I’m a little confused here.
In my experience when you drop the session the jupyter server should still be running and your notebook along with it.
The only issue I have been having is that you lose any output of currently running cells.
Am I wrong in thinking those cells are still running? I’ve never waited them out, i’m too impatient.

When I spin up my instance again I will explicitly test this out… When it happened to me yesterday I simply could not get the notebook to connect again without running the gcloud ssh command again. Is it because when I do ssh I’m mapping the ports to locahost… thats probbaly why. :wink:

It happens. You did nothing wrong. It just happens some time. GCP probably has a more limited number of GPUs (need verification) compared to AWS. So when too many people start their instances, they run out of GPUs.

I would recommend having multiple instances set up in different zones. A simple way to go would be creating a snapshot of the disk of your current instance, then create same kinds of instances using that in different zones. When the resource is in demand, simply try all of them.

GCP is great in terms of UX and pricing, but in some sense it under-prices its instances and, as a result, they are too popular and sold out.
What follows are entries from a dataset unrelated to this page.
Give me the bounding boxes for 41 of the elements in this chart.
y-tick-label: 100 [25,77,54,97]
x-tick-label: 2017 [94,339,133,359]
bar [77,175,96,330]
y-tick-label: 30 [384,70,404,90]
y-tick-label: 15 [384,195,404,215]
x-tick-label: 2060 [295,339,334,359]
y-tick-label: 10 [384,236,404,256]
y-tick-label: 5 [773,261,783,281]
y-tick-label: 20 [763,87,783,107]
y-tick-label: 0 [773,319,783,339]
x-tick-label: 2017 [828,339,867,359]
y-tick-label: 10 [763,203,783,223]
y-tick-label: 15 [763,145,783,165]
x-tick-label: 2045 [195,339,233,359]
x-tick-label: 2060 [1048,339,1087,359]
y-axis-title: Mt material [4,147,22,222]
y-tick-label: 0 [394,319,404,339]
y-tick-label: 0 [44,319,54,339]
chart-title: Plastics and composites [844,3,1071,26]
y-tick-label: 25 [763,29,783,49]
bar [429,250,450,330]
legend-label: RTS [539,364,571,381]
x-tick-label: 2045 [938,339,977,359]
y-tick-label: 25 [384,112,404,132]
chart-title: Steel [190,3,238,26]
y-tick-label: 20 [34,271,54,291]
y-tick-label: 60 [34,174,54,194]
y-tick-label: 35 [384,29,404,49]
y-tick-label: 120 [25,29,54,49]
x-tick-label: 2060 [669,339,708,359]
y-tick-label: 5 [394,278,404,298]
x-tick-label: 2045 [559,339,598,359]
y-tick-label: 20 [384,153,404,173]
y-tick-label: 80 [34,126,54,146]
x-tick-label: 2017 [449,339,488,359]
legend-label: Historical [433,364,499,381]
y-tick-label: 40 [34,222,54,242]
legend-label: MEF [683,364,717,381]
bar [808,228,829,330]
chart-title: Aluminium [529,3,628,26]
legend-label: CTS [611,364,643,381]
That is the price we have to pay for it.

That’s a good one.
But I think what has happened last weekend is some issue they had internally.
We couldn’t start normal instances as well.

Did you find an official explanation about the service outage? Love to know.

Thanks for your great help, I got credit of 500$ from your referral :slight_smile:

I’m not sure about an official update.
But there was a thread on HN about this.
See: https://news.ycombinator.com/item?id=18428497

2 Likes

I’m also having this issue. When the API is not configured correctly, there is a different error: “401 - Not Authorized”, however on GCP compute engine instances, the kaggle commandline does not seem to work. I got it working on my personal box, but not in the cloud.

I had the same issue.
Then I created a new instance (with a new IP), things works again.

I think kaggle is doing some IP level blocking.

Does anyone suddenly have issues with not being to access any notebook? It worked 10 hours ago on my GCP instance, but right now I’m getting 403 Forbidden errors on all my notebooks. Have tried different browsers, but nothing works.

Any hints?

I had that issue too with the official image. So then I switch backs to install fastai from scratch into an ubuntu.